10 plants with irritant sap
Find out which garden plants have sap that can irritate your skin, or cause an allergic reaction.
While serious poisoning from plants is extremely unlikely in the UK, there are some plants we should be careful around, especially when pruning, weeding, cutting flowers or deadheading. These plants have irritant sap that can cause anything from a minor rash to blistering of the skin and sometimes – in extreme cases – temporary blindness. What's more, some plants, such as giant hogweed, Heracleum mantegazzianum, have sap which causes the skin to become extremely sensitive to sunlight. This can result in severe sunburn and potentially long-term skin discolouration.
There's no need to panic. Simply by wearing gloves and long sleeves while handling these plants is enough to prevent contact. However, it's worth knowing which plants could affect you, and you may wish to teach your children of the dangers of certain plants and even avoid growing some types of plants while your children are very young.
Browse our list of plants with irritant sap, below.
Aconitum napellus is also known as monkshood, wolfsbane and aconite. It contains a powerful toxin, aconitine, which can kill people who come into contact with it. All parts of the plant are toxic but the sap in particular is a skin irritant, causing burning of the lips and mouth, vomiting, diarrhoea and spasms.
Every part of alstroemeria can be toxic, thanks to the compound tulipalin, which is produced when plant tissues are damaged such as when pruning or deadheading. Ingesting the sap can cause mild vomiting or diarrhoea, while skin contact can cause a rash or irritation and, rarely, blisters and eye irritation.
Sap from all echiums, including viper's bugloss, Echium vulgare, can cause skin irritation such as a burning sensation and possible blistering, and be mildly toxic if ingested.
While the fruits of Capsicum annuum, which we know better as chillies and sweet peppers, are completely edible, the sap can irritate the skin and potentially cause it to blister.
Euphorbias have a particularly milky sap, which is extremely irritating to the skin and eyes. The sap can cause burning to the skin and if it comes into contact with your eyes then you may experience a burning sensation, swelling and temporary loss of vision for up to two weeks. As well as wearing gloves when handling euphorbias, gardeners should also wear eye protection.

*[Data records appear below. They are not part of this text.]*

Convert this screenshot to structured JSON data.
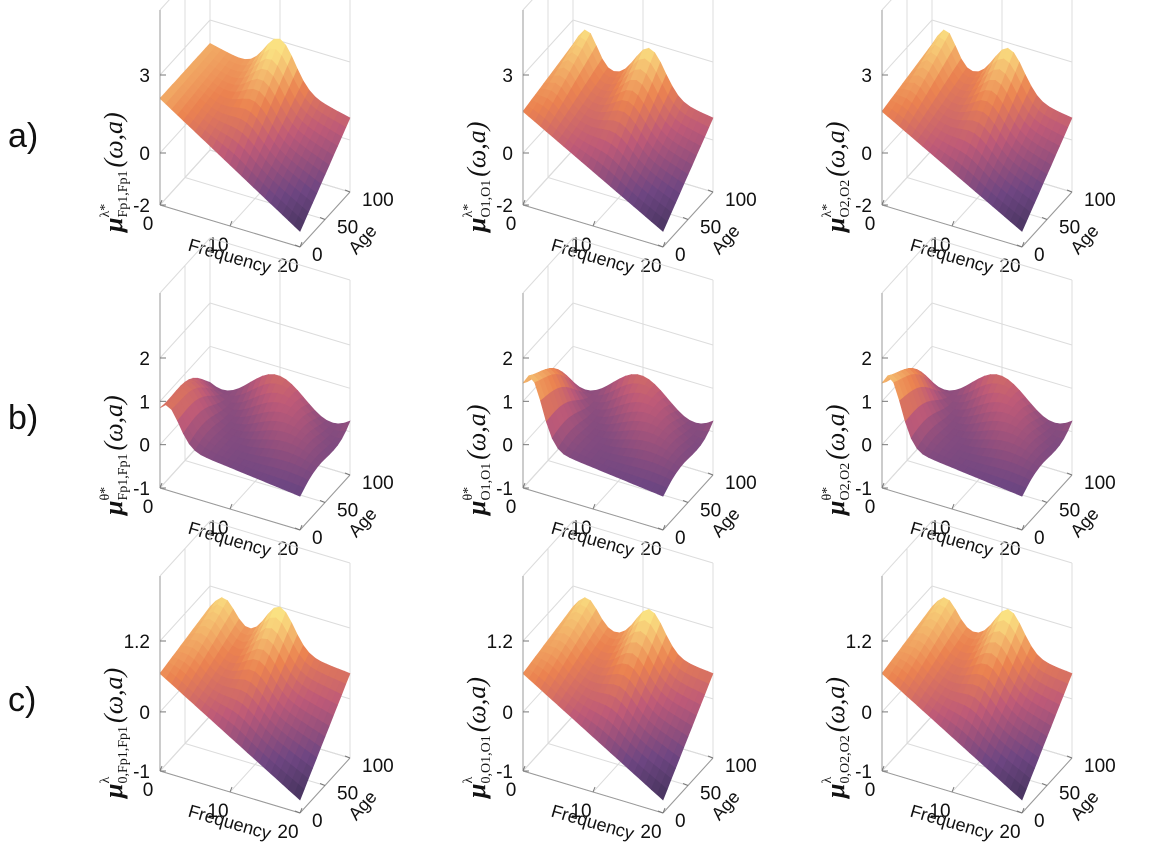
{
  "row_labels": [
    "a)",
    "b)",
    "c)"
  ],
  "chart_data": [
    {
      "type": "surface",
      "xlabel": "Frequency",
      "ylabel": "Age",
      "zlabel": {
        "symbol": "μ",
        "sup": "λ*",
        "sub": "Fp1,Fp1",
        "args": "(ω,a)"
      },
      "xlim": [
        0,
        20
      ],
      "xticks": [
        0,
        10,
        20
      ],
      "ylim": [
        0,
        100
      ],
      "yticks": [
        0,
        50,
        100
      ],
      "zlim": [
        -2,
        3
      ],
      "zticks": [
        -2,
        0,
        3
      ]
    },
    {
      "type": "surface",
      "xlabel": "Frequency",
      "ylabel": "Age",
      "zlabel": {
        "symbol": "μ",
        "sup": "λ*",
        "sub": "O1,O1",
        "args": "(ω,a)"
      },
      "xlim": [
        0,
        20
      ],
      "xticks": [
        0,
        10,
        20
      ],
      "ylim": [
        0,
        100
      ],
      "yticks": [
        0,
        50,
        100
      ],
      "zlim": [
        -2,
        3
      ],
      "zticks": [
        -2,
        0,
        3
      ]
    },
    {
      "type": "surface",
      "xlabel": "Frequency",
      "ylabel": "Age",
      "zlabel": {
        "symbol": "μ",
        "sup": "λ*",
        "sub": "O2,O2",
        "args": "(ω,a)"
      },
      "xlim": [
        0,
        20
      ],
      "xticks": [
        0,
        10,
        20
      ],
      "ylim": [
        0,
        100
      ],
      "yticks": [
        0,
        50,
        100
      ],
      "zlim": [
        -2,
        3
      ],
      "zticks": [
        -2,
        0,
        3
      ]
    },
    {
      "type": "surface",
      "xlabel": "Frequency",
      "ylabel": "Age",
      "zlabel": {
        "symbol": "μ",
        "sup": "θ*",
        "sub": "Fp1,Fp1",
        "args": "(ω,a)"
      },
      "xlim": [
        0,
        20
      ],
      "xticks": [
        0,
        10,
        20
      ],
      "ylim": [
        0,
        100
      ],
      "yticks": [
        0,
        50,
        100
      ],
      "zlim": [
        -1,
        2
      ],
      "zticks": [
        -1,
        0,
        1,
        2
      ]
    },
    {
      "type": "surface",
      "xlabel": "Frequency",
      "ylabel": "Age",
      "zlabel": {
        "symbol": "μ",
        "sup": "θ*",
        "sub": "O1,O1",
        "args": "(ω,a)"
      },
      "xlim": [
        0,
        20
      ],
      "xticks": [
        0,
        10,
        20
      ],
      "ylim": [
        0,
        100
      ],
      "yticks": [
        0,
        50,
        100
      ],
      "zlim": [
        -1,
        2
      ],
      "zticks": [
        -1,
        0,
        1,
        2
      ]
    },
    {
      "type": "surface",
      "xlabel": "Frequency",
      "ylabel": "Age",
      "zlabel": {
        "symbol": "μ",
        "sup": "θ*",
        "sub": "O2,O2",
        "args": "(ω,a)"
      },
      "xlim": [
        0,
        20
      ],
      "xticks": [
        0,
        10,
        20
      ],
      "ylim": [
        0,
        100
      ],
      "yticks": [
        0,
        50,
        100
      ],
      "zlim": [
        -1,
        2
      ],
      "zticks": [
        -1,
        0,
        1,
        2
      ]
    },
    {
      "type": "surface",
      "xlabel": "Frequency",
      "ylabel": "Age",
      "zlabel": {
        "symbol": "μ",
        "sup": "λ",
        "sub": "0,Fp1,Fp1",
        "args": "(ω,a)"
      },
      "xlim": [
        0,
        20
      ],
      "xticks": [
        0,
        10,
        20
      ],
      "ylim": [
        0,
        100
      ],
      "yticks": [
        0,
        50,
        100
      ],
      "zlim": [
        -1,
        1.2
      ],
      "zticks": [
        -1,
        0,
        1.2
      ]
    },
    {
      "type": "surface",
      "xlabel": "Frequency",
      "ylabel": "Age",
      "zlabel": {
        "symbol": "μ",
        "sup": "λ",
        "sub": "0,O1,O1",
        "args": "(ω,a)"
      },
      "xlim": [
        0,
        20
      ],
      "xticks": [
        0,
        10,
        20
      ],
      "ylim": [
        0,
        100
      ],
      "yticks": [
        0,
        50,
        100
      ],
      "zlim": [
        -1,
        1.2
      ],
      "zticks": [
        -1,
        0,
        1.2
      ]
    },
    {
      "type": "surface",
      "xlabel": "Frequency",
      "ylabel": "Age",
      "zlabel": {
        "symbol": "μ",
        "sup": "λ",
        "sub": "0,O2,O2",
        "args": "(ω,a)"
      },
      "xlim": [
        0,
        20
      ],
      "xticks": [
        0,
        10,
        20
      ],
      "ylim": [
        0,
        100
      ],
      "yticks": [
        0,
        50,
        100
      ],
      "zlim": [
        -1,
        1.2
      ],
      "zticks": [
        -1,
        0,
        1.2
      ]
    }
  ]
}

Chrysanthemum sap contains the phytochemical compound Alantolactone, which can irritate skin on contact and increase sensitivity to sunlight.

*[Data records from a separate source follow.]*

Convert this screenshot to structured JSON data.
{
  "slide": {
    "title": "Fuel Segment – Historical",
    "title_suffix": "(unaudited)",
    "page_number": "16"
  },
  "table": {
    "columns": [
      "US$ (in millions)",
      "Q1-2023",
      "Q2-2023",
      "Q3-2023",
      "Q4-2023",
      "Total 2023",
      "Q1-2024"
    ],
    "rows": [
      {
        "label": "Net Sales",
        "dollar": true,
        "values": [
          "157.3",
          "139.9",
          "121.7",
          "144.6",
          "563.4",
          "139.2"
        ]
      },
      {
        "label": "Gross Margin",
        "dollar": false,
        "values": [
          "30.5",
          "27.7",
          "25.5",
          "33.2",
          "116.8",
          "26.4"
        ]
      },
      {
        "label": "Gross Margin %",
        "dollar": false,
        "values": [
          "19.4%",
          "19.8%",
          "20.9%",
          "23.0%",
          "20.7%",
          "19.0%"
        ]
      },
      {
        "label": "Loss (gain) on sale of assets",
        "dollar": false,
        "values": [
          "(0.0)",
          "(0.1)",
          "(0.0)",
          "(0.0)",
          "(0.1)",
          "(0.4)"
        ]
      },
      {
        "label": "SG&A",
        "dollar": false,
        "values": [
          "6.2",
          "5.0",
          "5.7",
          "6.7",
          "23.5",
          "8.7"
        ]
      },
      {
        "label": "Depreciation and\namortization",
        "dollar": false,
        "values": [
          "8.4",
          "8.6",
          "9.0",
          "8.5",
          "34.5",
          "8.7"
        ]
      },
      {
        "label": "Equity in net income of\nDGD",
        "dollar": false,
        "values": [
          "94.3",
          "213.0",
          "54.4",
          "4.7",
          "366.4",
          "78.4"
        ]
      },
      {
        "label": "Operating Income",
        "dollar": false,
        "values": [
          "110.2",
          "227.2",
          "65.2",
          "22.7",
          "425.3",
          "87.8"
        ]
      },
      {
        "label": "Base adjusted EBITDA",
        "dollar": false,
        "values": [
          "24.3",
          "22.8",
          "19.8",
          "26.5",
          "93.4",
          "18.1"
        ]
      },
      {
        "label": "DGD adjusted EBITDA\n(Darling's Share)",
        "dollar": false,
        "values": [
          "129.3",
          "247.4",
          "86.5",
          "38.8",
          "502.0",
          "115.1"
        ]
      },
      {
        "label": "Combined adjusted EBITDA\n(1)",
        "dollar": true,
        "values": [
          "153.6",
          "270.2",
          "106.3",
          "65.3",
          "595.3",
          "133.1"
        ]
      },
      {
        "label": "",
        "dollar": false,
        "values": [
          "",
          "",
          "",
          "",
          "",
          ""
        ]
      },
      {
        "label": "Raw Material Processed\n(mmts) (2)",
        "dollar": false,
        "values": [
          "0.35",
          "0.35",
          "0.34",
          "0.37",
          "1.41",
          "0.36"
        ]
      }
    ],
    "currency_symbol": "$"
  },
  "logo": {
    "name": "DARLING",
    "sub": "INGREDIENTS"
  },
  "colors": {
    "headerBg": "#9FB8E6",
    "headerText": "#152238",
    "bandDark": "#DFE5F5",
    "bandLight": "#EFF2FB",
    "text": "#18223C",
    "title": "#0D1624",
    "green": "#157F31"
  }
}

Weeping fig, Ficus benjamina, is a popular houseplant. However, contact with its sap can cause an allergic reaction including dermatitis and increased sensitivity to sunlight, especially for those who are allergic to latex. In rare and extreme cases, contact with, or even exposure to, ficus sap, can result in anaphylactic shock.
Parsnips, like all members of the carrot family have irritant sap that's absorbed by the skin and, when combined with sunshine, can cause extreme sunburn, itching and blistering.
Another popular house plant, philodendron can cause mild irritation on contact with the sap. The sap is also poisonous when ingested, but only in large doses.
Plants with irritant sap - Nerium oleander
Oleander contains many toxins, which are found in all parts of the plant. Ingestion of any part of the plant can cause serious illness and, in extreme cases, death. Contact with the sap can cause skin rashes and burns, and blurred vision.